Ghost Sites of the Web

Web 1.0 history, forgotten web celebrities, old web sites, commentary, and news by Steve Baldwin. Published erratically since 1996.

April 07, 2006

Ghosts in a New York Gossip Columnist's Closet

On the subway this morning, I couldn't help noticing the headline on the cover of the New York Daily News which read "PAGE SIX SHAKEDOWN." The story alleges that a New York Post columnist named Jared Paul Stern attempted to extort $225,000 from a billionaire named Ron Burkle in exchange for favorable, or at least fairly truthful coverage in the Post's well-read Page Six gossip column.

I'm interested in this story, because I think that the New York Post is an institution which is little more than a right-wing propaganda rag that caters to subliterates and encourages subliteracy. I'm also a big fan of the classic film, Sweet Smell of Success, which in my mind is the best film ever made about New York media and says more today than it did when it was released in 1957. If the Daily News story is even 10 percent true, it's plain that Sidney Falco's spirit is still walking Broadway.

But let's move on to my main point, which concerns the Web site maintained by the same Jared Paul Stern embroiled in the Page Six Scandal. His site, located at the URL, is a scandal in its own right: the last update to its main page was in May of 2005, its "News Room" page dates from November of that same year, and its "Guest List" page dates from late 2004. Mr. Stern's "About" page, in which the columnist has written a few almost unreadable commments that in the main demonstrate how highly he regards himself, also contains a stack of links to Stern's works, several of which are broken.

It's not particularly surprising that Mr. Stern's site is broken and bitrotten; after all, many "print" people only maintain presences on the Web grudgingly, viewing this medium with indifference or, in some cases, active contempt. In my view, if one does decide to launch a site, a Blog, a channel, or what have you, one bears responsibility for maintaining this presence, and if one cannot meet this responsibility, one should shut it down.

I cannot know what happened between Mr. Stern, Mr. Burkle, or the editors at the New York Post. But because the poor condition of Mr.
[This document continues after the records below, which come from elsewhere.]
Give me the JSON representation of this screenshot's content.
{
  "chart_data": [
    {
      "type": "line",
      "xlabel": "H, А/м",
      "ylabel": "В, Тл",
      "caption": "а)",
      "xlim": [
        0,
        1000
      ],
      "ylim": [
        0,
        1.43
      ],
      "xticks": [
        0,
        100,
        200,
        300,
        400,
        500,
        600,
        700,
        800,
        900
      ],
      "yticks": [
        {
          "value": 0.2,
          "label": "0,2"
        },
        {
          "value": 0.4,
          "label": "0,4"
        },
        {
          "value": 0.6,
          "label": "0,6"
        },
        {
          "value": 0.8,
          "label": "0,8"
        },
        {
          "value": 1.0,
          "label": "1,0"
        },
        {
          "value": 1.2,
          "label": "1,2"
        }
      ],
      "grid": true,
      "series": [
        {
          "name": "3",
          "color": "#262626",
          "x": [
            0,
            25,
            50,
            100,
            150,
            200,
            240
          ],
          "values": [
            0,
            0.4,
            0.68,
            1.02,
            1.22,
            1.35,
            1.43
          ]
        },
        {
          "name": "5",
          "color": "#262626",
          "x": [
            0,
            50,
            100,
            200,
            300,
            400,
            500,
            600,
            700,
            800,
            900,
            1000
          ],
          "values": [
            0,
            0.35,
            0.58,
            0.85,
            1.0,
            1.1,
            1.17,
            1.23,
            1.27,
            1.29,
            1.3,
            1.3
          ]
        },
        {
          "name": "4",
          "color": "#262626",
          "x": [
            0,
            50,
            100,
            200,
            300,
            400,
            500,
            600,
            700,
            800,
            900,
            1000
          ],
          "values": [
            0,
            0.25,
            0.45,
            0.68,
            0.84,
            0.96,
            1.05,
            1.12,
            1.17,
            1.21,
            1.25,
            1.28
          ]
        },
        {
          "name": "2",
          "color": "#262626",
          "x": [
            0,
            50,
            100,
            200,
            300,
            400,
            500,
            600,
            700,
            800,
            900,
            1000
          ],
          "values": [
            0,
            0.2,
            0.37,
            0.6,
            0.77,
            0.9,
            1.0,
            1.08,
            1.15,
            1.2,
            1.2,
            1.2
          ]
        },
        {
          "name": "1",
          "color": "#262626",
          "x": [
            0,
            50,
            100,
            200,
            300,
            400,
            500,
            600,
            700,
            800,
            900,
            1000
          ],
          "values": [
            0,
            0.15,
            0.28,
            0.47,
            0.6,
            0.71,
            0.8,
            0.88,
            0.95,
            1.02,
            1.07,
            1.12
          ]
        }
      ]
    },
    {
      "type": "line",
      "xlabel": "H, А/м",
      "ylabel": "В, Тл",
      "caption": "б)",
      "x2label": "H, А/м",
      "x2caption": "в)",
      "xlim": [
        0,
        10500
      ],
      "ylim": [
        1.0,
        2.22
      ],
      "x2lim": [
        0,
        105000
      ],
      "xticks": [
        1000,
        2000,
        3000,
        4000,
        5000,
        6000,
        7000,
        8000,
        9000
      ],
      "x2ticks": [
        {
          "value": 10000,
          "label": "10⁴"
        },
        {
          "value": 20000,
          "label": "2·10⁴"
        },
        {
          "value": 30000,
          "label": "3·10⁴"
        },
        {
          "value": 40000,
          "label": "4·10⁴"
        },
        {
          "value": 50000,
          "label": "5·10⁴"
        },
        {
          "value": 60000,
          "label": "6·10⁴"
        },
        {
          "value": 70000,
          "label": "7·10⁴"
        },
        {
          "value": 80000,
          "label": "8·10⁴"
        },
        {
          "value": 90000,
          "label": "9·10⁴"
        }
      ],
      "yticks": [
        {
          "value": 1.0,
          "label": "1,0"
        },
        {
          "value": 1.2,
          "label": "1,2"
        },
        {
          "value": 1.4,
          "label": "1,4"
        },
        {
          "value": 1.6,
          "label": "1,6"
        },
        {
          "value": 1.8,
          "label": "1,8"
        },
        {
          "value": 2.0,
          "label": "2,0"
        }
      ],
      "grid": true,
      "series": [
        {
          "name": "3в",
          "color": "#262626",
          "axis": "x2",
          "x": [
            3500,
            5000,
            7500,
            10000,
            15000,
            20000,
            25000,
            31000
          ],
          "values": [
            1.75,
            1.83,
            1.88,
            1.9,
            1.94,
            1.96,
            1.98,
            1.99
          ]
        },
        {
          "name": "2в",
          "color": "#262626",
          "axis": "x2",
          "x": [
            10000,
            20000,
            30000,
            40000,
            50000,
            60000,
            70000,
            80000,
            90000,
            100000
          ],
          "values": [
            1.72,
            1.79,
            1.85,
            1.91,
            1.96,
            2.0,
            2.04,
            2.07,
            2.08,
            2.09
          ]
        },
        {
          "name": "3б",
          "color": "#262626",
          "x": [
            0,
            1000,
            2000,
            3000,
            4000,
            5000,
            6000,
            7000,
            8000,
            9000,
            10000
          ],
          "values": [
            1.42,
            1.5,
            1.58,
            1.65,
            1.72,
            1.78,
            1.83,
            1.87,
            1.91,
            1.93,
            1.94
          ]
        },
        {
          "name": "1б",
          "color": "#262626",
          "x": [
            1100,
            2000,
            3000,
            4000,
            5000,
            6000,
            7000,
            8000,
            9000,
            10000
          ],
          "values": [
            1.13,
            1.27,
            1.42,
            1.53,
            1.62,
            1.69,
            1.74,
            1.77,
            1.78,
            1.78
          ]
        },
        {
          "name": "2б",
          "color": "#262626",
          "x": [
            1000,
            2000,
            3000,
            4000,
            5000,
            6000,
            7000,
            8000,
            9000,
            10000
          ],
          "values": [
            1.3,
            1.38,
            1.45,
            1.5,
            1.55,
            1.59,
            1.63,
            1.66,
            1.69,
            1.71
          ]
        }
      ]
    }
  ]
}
Stern's site does not inspire confidence in his abilities to abide by the responsibilities of being a Web-based journalist, one cannot but wonder how seriously he took his job at The New York Post.

One thing's for sure: if J.J. Hunsecker came across a columnist with a Web site in such extreme disrepair, he'd tear him up into little pieces and spit his remains out under the 59th Street Bridge.

Of course, it's also true that Jared Paul Stern's Web site will probably get more traffic in the next few days than it did in all the time it's been on the Web. I wouldn't put it past him to install a bit of Google Adsense code to moneterize this traffic. In a week or two, it might be enough money to fund a legal defense fund.